Par Hugo Fessler, ingénieur en transports dipl. EPF/SVI, Lucerne
Une chaussée roulante pour les voitures par le tunnel de faîte et une autre pour les camions par le tunnel de base pourront absorber le trafic routier durant la période des travaux d’assainissement du tunnel du Gothard. Des taxes modérées permettront de financer presque entièrement cette solution.
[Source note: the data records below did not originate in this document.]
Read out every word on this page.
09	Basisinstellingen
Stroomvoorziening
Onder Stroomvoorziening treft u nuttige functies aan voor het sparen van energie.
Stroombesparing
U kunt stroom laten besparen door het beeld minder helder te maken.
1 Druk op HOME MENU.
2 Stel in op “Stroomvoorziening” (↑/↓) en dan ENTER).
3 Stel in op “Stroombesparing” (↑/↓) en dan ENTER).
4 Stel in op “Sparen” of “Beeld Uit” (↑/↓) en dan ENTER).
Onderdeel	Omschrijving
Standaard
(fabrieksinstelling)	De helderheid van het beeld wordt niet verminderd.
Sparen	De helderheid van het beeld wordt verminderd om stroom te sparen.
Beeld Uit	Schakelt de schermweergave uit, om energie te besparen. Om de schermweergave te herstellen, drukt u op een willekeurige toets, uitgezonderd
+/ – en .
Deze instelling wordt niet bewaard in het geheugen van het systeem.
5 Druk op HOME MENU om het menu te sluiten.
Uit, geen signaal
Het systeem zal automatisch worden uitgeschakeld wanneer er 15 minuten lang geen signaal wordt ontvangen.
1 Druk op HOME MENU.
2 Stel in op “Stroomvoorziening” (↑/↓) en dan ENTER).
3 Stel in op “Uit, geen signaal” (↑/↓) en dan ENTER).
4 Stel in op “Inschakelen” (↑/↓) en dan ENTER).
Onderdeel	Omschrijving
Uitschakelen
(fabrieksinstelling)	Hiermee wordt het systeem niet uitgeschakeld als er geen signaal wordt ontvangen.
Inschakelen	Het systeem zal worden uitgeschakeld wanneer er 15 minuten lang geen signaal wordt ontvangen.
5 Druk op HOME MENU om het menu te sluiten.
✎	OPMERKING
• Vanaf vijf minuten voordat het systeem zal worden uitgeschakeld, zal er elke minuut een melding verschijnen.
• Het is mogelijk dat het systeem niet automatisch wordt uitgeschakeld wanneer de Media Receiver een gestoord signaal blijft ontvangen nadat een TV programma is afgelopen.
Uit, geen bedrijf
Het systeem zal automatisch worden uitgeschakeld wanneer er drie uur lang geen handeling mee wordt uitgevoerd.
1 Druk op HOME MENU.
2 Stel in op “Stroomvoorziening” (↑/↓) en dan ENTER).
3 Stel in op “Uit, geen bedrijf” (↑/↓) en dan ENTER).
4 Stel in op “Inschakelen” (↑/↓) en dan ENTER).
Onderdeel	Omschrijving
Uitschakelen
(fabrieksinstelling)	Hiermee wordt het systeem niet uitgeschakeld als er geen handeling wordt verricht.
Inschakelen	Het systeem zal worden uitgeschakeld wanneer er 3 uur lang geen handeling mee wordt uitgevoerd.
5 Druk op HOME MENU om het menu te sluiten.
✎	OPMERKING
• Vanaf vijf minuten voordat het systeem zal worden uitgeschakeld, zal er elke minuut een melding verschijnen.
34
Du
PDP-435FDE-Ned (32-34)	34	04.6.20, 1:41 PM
Après la mise en service du tunnel de base, le tunnel de faîte du Gothard offrira d’importantes capacités. Mais le gabarit très étroit de ce dernier ne permettra pas le trans-port de camions présentant la hauteur d’angle habituelle de 4 mètres. De plus, à Göschenen et Airolo, les installations de transbordement qui assuraient la liaison Tessin–Suisse aléma-nique durant la fermeture hivernale de la route du col, avant la mise en service du tunnel routier du Gothard, existent toujours. De par son grand gabarit et du fait qu’il évitera aux poids lourds de franchir des rampes à forte déclivité, le tunnel de base offrira des conditions optimales pour le transport des camions sur le rail. S’impose dès lors la répartition suivante: une chaussée roulante pour les voitures par le tunnel de faîte et une autre pour les camions par le tunnel de base. Pour les autocars, des solutions spéciales devront être définies.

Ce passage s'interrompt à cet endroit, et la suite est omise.